Ильдиар поднял глаза, в них на миг блеснула боль, но лишь на миг…
– Нет, отец, – задавив в себе все проявления слабости, твердо ответил магистр. – Я не боюсь этого боя.
– Зная тебя, я с уверенностью скажу, что твой меч напьется его крови. Мы будем молиться за тебя, сын мой. И я, и твоя сестра, Агрейна, будем просить Всеблагого Заступника даровать тебе победу. Я завтра буду на поединке…
– Нет, – перебил старика Ильдиар. – Поклянись Хранном, отец, что не придешь. Поклянись!
– Я не понимаю тебя, сын. Почему я не должен быть там?
– Я потом тебе все объясню, – не терпящим возражений голосом ответил рыцарь. Сэр Уильям хорошо знал это выражение лица своего сына: если упрется, то не сдвинешь ни на дюйм. – Поклянись, отец, ради меня поклянись, что уедешь из столицы сегодня же! Здесь теперь для нашей семьи небезопасно – я просто не смогу драться, если с тобой что-нибудь случится…
– Что со мной может…
– Поклянись, отец!
– Я привык доверять тебе, Ди, еще очень давно, иначе не отпускал бы вас с принцем Инстрельдом в эти ваши опасные… Хорошо-хорошо. Клянусь на своем верном клинке, что пропущу столь славное зрелище, как протыкание брюха мерзавца Бремера… доверяешь такой клятве? Я так понимаю, ты меня уже выгоняешь… – невесело усмехнувшись, граф встал с кресла. – Да благословит тебя Хранн. Прощай, сын.

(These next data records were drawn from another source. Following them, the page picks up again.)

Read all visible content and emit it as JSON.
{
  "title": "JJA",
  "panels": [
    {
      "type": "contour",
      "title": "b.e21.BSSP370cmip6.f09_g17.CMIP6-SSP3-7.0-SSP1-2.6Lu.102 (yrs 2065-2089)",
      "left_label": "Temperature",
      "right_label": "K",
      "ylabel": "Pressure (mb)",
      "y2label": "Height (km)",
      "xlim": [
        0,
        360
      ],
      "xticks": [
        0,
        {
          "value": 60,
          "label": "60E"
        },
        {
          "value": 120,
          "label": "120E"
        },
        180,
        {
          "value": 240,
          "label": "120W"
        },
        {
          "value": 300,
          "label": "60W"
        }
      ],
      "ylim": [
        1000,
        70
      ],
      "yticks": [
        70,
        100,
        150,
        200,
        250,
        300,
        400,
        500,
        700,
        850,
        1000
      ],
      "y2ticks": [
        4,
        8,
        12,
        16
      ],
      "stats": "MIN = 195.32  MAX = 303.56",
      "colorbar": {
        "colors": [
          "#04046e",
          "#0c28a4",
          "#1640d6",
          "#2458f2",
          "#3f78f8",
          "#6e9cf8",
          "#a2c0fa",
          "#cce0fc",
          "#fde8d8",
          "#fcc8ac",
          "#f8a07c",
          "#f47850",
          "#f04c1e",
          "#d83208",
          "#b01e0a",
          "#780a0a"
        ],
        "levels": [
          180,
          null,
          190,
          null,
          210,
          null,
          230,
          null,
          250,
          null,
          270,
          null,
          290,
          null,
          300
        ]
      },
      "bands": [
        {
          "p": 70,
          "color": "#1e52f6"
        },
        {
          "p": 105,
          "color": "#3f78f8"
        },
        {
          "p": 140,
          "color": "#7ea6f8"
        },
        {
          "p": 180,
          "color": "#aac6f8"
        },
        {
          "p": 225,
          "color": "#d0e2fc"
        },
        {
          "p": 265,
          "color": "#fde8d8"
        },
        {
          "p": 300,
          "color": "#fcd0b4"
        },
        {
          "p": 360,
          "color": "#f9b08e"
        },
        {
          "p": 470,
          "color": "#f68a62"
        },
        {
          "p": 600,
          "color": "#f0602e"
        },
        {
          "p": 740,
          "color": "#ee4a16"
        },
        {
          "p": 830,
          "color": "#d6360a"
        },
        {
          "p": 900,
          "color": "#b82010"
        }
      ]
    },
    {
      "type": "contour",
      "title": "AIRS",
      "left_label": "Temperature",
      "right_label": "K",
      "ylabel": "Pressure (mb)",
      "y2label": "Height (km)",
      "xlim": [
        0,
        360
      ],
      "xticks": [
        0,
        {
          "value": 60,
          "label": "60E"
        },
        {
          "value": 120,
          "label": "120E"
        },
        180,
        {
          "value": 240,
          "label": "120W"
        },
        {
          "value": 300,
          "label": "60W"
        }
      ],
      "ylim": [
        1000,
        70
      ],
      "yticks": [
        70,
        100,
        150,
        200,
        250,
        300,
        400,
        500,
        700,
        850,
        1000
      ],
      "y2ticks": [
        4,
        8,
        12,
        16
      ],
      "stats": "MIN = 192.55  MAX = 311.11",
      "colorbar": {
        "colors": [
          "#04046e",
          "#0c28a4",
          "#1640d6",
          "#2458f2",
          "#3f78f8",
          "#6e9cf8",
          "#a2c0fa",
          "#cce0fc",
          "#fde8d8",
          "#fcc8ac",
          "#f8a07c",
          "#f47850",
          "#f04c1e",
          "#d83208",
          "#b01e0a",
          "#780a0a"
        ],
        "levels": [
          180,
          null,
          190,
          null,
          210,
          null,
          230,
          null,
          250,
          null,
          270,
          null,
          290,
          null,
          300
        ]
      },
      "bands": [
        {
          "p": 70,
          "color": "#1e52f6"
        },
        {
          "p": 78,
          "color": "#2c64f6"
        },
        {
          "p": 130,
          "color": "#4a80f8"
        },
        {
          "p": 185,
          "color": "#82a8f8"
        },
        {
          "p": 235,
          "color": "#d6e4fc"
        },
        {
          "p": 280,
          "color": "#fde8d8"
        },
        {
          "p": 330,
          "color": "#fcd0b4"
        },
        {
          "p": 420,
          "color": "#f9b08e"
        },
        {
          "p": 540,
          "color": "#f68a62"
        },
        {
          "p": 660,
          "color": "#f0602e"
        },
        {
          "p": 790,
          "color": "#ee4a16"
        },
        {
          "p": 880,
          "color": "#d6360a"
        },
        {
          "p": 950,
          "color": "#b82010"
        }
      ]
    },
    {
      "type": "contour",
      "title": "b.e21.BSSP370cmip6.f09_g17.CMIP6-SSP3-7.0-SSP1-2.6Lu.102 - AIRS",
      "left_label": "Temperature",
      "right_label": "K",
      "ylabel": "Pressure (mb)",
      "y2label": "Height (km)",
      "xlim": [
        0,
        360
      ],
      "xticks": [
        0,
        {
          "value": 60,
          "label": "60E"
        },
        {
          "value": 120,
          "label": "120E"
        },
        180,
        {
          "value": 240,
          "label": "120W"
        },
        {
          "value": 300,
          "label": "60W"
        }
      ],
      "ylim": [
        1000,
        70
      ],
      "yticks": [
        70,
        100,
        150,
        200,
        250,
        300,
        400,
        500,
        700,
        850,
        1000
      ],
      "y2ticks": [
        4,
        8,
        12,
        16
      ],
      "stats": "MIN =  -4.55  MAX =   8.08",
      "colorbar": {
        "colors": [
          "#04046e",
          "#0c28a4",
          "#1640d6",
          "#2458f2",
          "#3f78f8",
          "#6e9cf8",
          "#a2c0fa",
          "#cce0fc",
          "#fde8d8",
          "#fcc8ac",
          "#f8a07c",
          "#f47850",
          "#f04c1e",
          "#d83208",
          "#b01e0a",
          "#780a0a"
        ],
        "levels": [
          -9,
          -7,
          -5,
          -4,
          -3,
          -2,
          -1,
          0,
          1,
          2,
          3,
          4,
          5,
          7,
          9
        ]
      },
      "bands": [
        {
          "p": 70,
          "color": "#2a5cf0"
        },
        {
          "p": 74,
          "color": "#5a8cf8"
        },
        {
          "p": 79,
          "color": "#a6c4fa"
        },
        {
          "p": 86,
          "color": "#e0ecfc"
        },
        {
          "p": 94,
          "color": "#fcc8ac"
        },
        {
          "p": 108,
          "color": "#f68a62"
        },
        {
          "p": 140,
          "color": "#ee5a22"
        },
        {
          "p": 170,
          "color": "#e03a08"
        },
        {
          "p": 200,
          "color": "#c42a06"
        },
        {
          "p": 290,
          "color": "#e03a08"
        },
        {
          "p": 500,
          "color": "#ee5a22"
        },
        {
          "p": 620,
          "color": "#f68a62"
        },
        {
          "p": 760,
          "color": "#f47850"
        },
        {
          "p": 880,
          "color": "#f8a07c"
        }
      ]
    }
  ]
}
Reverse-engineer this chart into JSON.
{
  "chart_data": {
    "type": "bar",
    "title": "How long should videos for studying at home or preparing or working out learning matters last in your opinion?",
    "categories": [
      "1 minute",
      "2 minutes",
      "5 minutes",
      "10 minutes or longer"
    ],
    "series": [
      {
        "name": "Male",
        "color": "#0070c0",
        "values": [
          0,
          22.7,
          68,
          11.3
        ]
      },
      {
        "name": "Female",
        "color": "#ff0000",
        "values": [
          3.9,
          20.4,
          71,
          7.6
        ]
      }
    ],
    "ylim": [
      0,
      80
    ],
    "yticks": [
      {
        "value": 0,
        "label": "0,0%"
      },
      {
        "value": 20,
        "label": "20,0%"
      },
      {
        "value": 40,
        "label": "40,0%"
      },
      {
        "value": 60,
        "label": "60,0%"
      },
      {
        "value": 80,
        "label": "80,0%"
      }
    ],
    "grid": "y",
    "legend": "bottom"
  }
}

– Прощай, отец. Ты всегда был для меня примером, и… передай Агрейне… скажи сестренке, что я люблю ее. – В последний раз он обнимал эти старческие плечи – но еще не мог знать об этом. Сколько раз он потом с бессильной горечью будет вспоминать эти короткие мгновения… Будто почувствовав что-то, старый граф бросил на сына полный тревоги взгляд, но больше ничего не сказал и вышел из шатра. Ильдиар снова остался один.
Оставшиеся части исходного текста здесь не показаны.